I thought of Aurora in that cold empty room, looking out eternally on an endless black sea, and squeezed my eyes shut before I started crying again.
“I came back,” I said.
“Not many people do.”
“Maddy? Why did you move here?”
She opened her yellow eyes wide and looked at me. Overhead, Ursa Major was sinking into the sea, and I knew it was almost dawn.
“Sweet thing,” she said, “I was waiting for you.” She offered me her hand, and I took it, and we walked back to her truck.

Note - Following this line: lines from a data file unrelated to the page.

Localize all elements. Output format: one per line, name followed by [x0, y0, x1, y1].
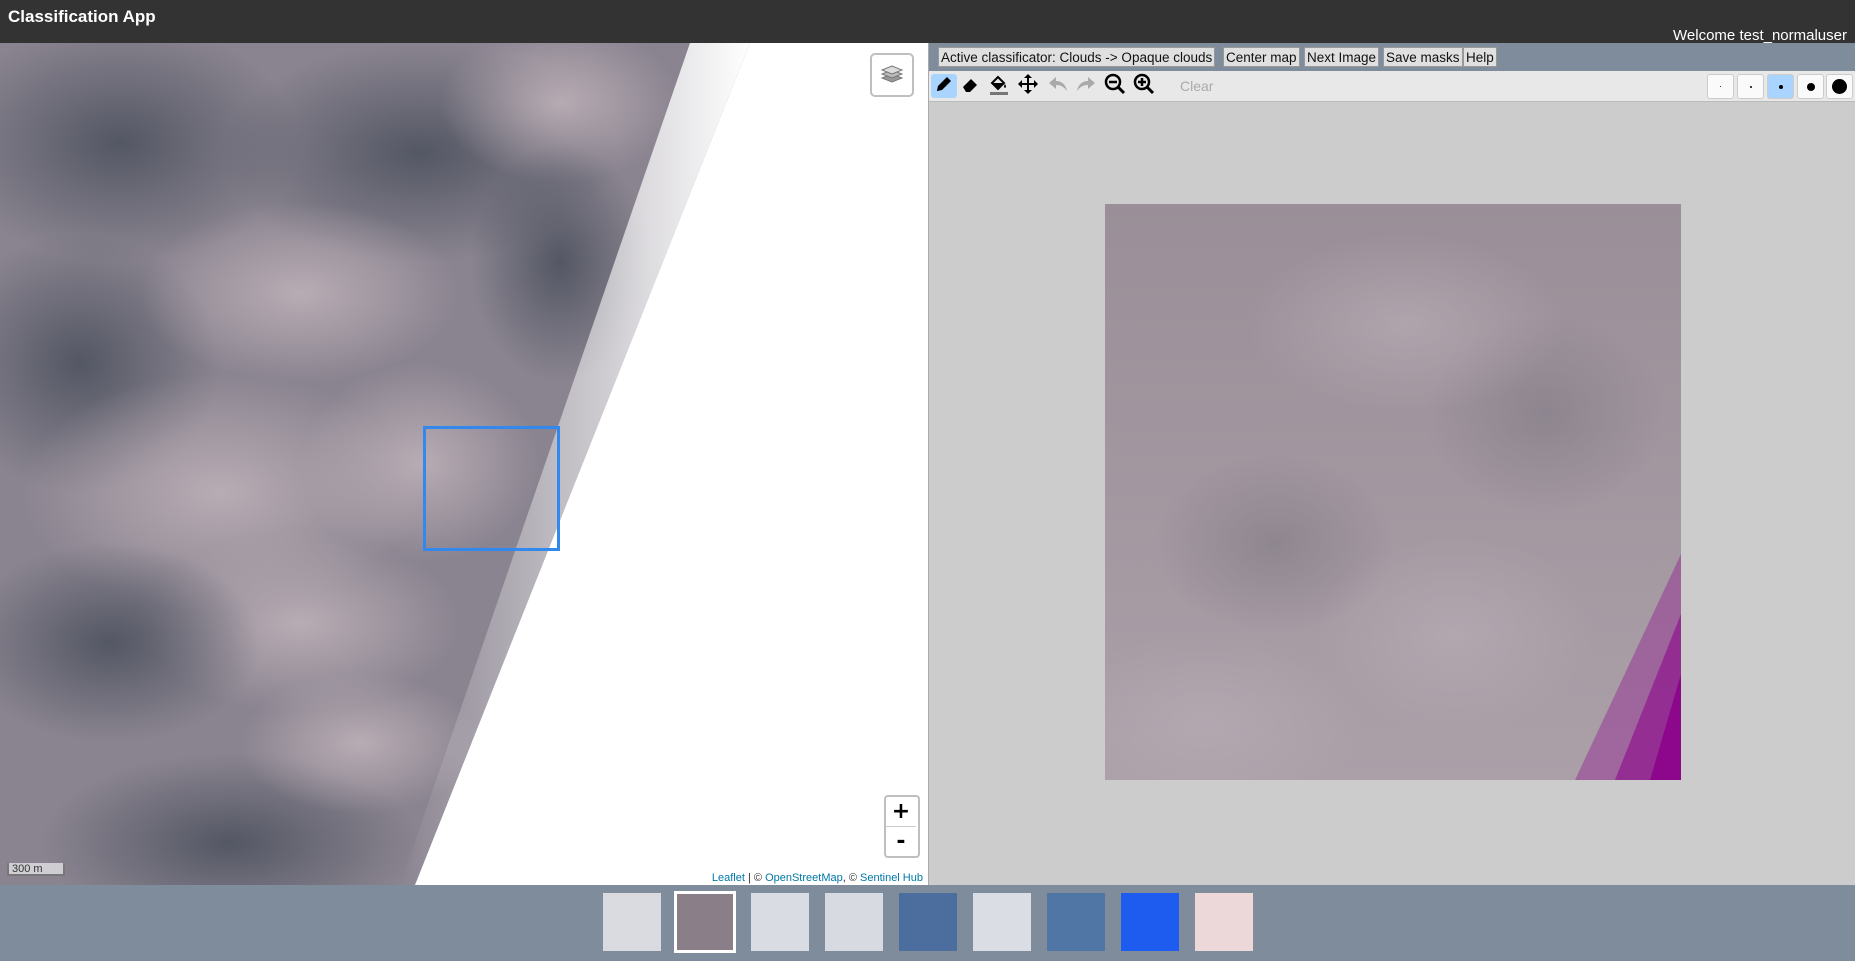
map-scale-bar: 300 m: [7, 863, 65, 876]
satellite-map[interactable]: + - 300 m Leaflet | © OpenStreetMap, © S…: [0, 43, 928, 885]
move-tool-button[interactable]: [1015, 73, 1041, 100]
redo-tool-button[interactable]: [1073, 74, 1099, 98]
zoom-in-icon: [1133, 73, 1155, 100]
brush-size-small[interactable]: [1737, 74, 1764, 99]
image-thumbnail[interactable]: [1121, 893, 1179, 951]
zoom-out-icon: [1104, 73, 1126, 100]
image-thumbnail-selected[interactable]: [674, 891, 736, 953]
zoom-in-tool-button[interactable]: [1131, 73, 1157, 100]
welcome-user: Welcome test_normaluser: [1673, 27, 1847, 44]
map-zoom-out-button[interactable]: -: [886, 827, 916, 856]
image-thumbnail[interactable]: [1195, 893, 1253, 951]
mask-drawing-canvas[interactable]: [1045, 204, 1681, 814]
help-button[interactable]: Help: [1463, 47, 1497, 67]
brush-size-medium[interactable]: [1767, 74, 1794, 99]
save-masks-button[interactable]: Save masks: [1383, 47, 1463, 67]
redo-icon: [1075, 74, 1097, 99]
fill-tool-button[interactable]: [986, 74, 1012, 98]
clear-button[interactable]: Clear: [1180, 78, 1213, 94]
mask-editor-panel: Active classificator: Clouds -> Opaque c…: [928, 43, 1855, 885]
image-thumbnail[interactable]: [1047, 893, 1105, 951]
active-classifier-button[interactable]: Active classificator: Clouds -> Opaque c…: [938, 47, 1216, 67]
map-zoom-control: + -: [884, 795, 920, 858]
zoom-out-tool-button[interactable]: [1102, 73, 1128, 100]
openstreetmap-link[interactable]: OpenStreetMap: [765, 872, 843, 884]
tile-image[interactable]: [1045, 204, 1681, 814]
brush-dot-icon: [1806, 82, 1815, 91]
brush-dot-icon: [1778, 84, 1783, 89]
layers-control-button[interactable]: [870, 53, 914, 97]
next-image-button[interactable]: Next Image: [1304, 47, 1380, 67]
move-icon: [1017, 73, 1039, 100]
attribution-separator: | ©: [744, 872, 766, 884]
leaflet-link[interactable]: Leaflet: [712, 872, 745, 884]
brush-size-xlarge[interactable]: [1826, 74, 1853, 99]
brush-dot-icon: [1749, 85, 1752, 88]
image-thumbnail-strip: [0, 885, 1855, 961]
app-title: Classification App: [8, 7, 156, 26]
drawing-toolbar: Clear: [929, 71, 1855, 102]
brush-dot-icon: [1720, 86, 1721, 87]
pencil-icon: [934, 74, 954, 99]
selected-tile-outline: [423, 426, 560, 551]
fill-bucket-icon: [988, 73, 1010, 100]
app-header: Classification App Welcome test_normalus…: [0, 0, 1855, 44]
pencil-tool-button[interactable]: [931, 74, 957, 98]
image-thumbnail[interactable]: [751, 893, 809, 951]
image-thumbnail[interactable]: [899, 893, 957, 951]
editor-menu-bar: Active classificator: Clouds -> Opaque c…: [929, 43, 1855, 71]
undo-tool-button[interactable]: [1045, 74, 1071, 98]
image-thumbnail[interactable]: [825, 893, 883, 951]
image-thumbnail[interactable]: [603, 893, 661, 951]
brush-dot-icon: [1832, 79, 1847, 94]
map-attribution: Leaflet | © OpenStreetMap, © Sentinel Hu…: [706, 871, 928, 885]
map-zoom-in-button[interactable]: +: [886, 797, 916, 827]
undo-icon: [1047, 74, 1069, 99]
layers-icon: [879, 60, 905, 91]
eraser-tool-button[interactable]: [957, 74, 983, 98]
eraser-icon: [960, 74, 980, 99]
center-map-button[interactable]: Center map: [1223, 47, 1300, 67]
sentinel-hub-link[interactable]: Sentinel Hub: [860, 872, 923, 884]
brush-size-large[interactable]: [1797, 74, 1824, 99]
attribution-separator: , ©: [842, 872, 860, 884]
brush-size-tiny[interactable]: [1707, 74, 1734, 99]
image-thumbnail[interactable]: [973, 893, 1031, 951]
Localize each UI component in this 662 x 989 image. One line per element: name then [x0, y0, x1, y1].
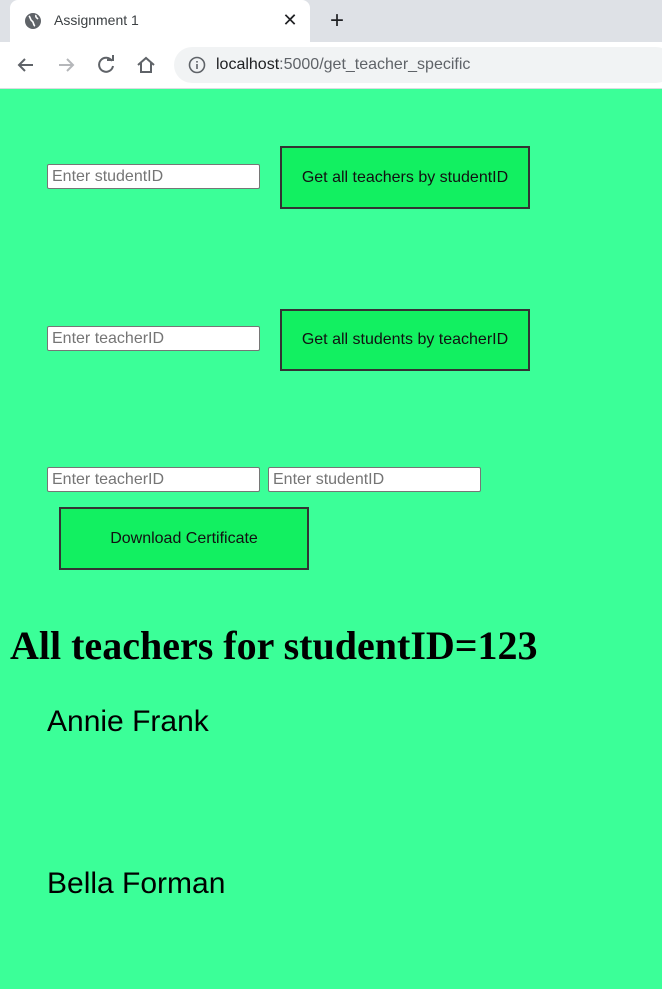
download-certificate-button[interactable]: Download Certificate — [59, 507, 309, 570]
teacher-list-item: Annie Frank — [47, 705, 209, 738]
info-icon[interactable] — [188, 56, 206, 74]
get-teachers-by-student-button[interactable]: Get all teachers by studentID — [280, 146, 530, 209]
browser-tab[interactable]: Assignment 1 ✕ — [10, 0, 310, 42]
get-students-by-teacher-button[interactable]: Get all students by teacherID — [280, 309, 530, 371]
student-id-input[interactable] — [47, 164, 260, 189]
url-text[interactable]: localhost:5000/get_teacher_specific — [216, 56, 470, 74]
result-heading: All teachers for studentID=123 — [10, 623, 538, 668]
address-bar[interactable]: localhost:5000/get_teacher_specific — [174, 47, 662, 83]
globe-icon — [25, 13, 41, 29]
url-path: :5000/get_teacher_specific — [279, 56, 471, 73]
forward-arrow-icon[interactable] — [55, 54, 77, 76]
home-icon[interactable] — [135, 54, 157, 76]
close-tab-icon[interactable]: ✕ — [280, 10, 300, 30]
reload-icon[interactable] — [95, 54, 117, 76]
teacher-id-input[interactable] — [47, 326, 260, 351]
tab-strip: Assignment 1 ✕ + — [0, 0, 662, 42]
browser-chrome: Assignment 1 ✕ + localhost:5000/get_teac… — [0, 0, 662, 89]
back-arrow-icon[interactable] — [15, 54, 37, 76]
url-host: localhost — [216, 56, 280, 73]
new-tab-icon[interactable]: + — [325, 9, 349, 33]
certificate-student-id-input[interactable] — [268, 467, 481, 492]
tab-title: Assignment 1 — [54, 12, 139, 28]
teacher-list-item: Bella Forman — [47, 867, 226, 900]
browser-toolbar: localhost:5000/get_teacher_specific — [0, 42, 662, 89]
certificate-teacher-id-input[interactable] — [47, 467, 260, 492]
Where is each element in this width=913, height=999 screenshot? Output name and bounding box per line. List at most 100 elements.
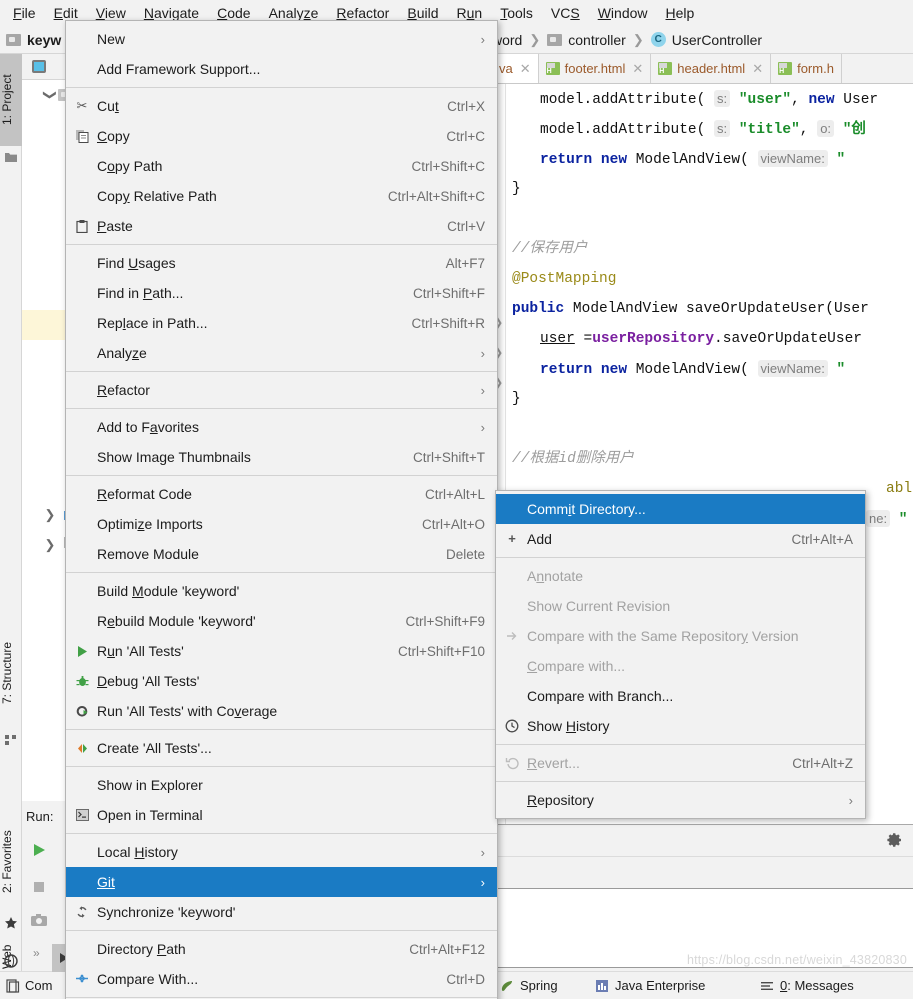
menu-item-paste[interactable]: Paste Ctrl+V bbox=[66, 211, 497, 241]
menu-item-file[interactable]: File bbox=[4, 2, 45, 24]
menu-item-vcs[interactable]: VCS bbox=[542, 2, 589, 24]
menu-item-copy-path[interactable]: Copy Path Ctrl+Shift+C bbox=[66, 151, 497, 181]
run-button[interactable] bbox=[30, 841, 48, 859]
breadcrumb-class[interactable]: UserController bbox=[672, 32, 762, 48]
chevron-right-icon[interactable]: ❯ bbox=[42, 537, 58, 553]
menu-item-build-module[interactable]: Build Module 'keyword' bbox=[66, 576, 497, 606]
javaee-icon bbox=[596, 979, 608, 992]
menu-item-directory-path[interactable]: Directory Path Ctrl+Alt+F12 bbox=[66, 934, 497, 964]
breadcrumb-project-label: keyw bbox=[27, 31, 62, 48]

She drove me to Jack’s and made no move to get out of the truck when we got there, didn’t even turn off the engine. I stared at her dashboard, gathering myself, wanting to ask and not wanting to ask. I thought of the plants hanging in her house, of the mornings she had kissed me awake in her blankets and brought me coffee, of all the times she had made me certain I was the only girl in the world only to turn away again. She was more herself than anyone I had ever met: more sure, more fearless, more capricious, more reckless—and all across it, the girl that she was, the wash of blood:
the rabbit the deer the knife, the child with a red gape where its throat should have been—
but I was strong now, I’d always been strong; I wanted her to see it. I’d been to hell and back in a single night, and I was still walking around. “Will I see you again?”
“The ocean is a vast thing,” she said, “but all its drops are connected, one to the other.”
“That’s not a yes.”
“It’s not a no.”
I forced myself to look her in the eye. “I love you,” I said. “Thank you.” Yellow eyes, tangle of dark hair, crooked grin. “Say goodbye to Qantaqa for me.”
“Qantaqa doesn’t believe in goodbyes.”
“But you do.”
“I’ve been around for a long time.” I waited for her to say something else, but she didn’t, and so I got out of her truck and shut the door and stood there, squeezing my hands into fists and then dropping them helplessly again by my side, and I waited for her to turn around and look at me as she drove away, even though I knew better, even though she never did. The sun was coming up, and my old crow flapped out of a tree and came to land next to me.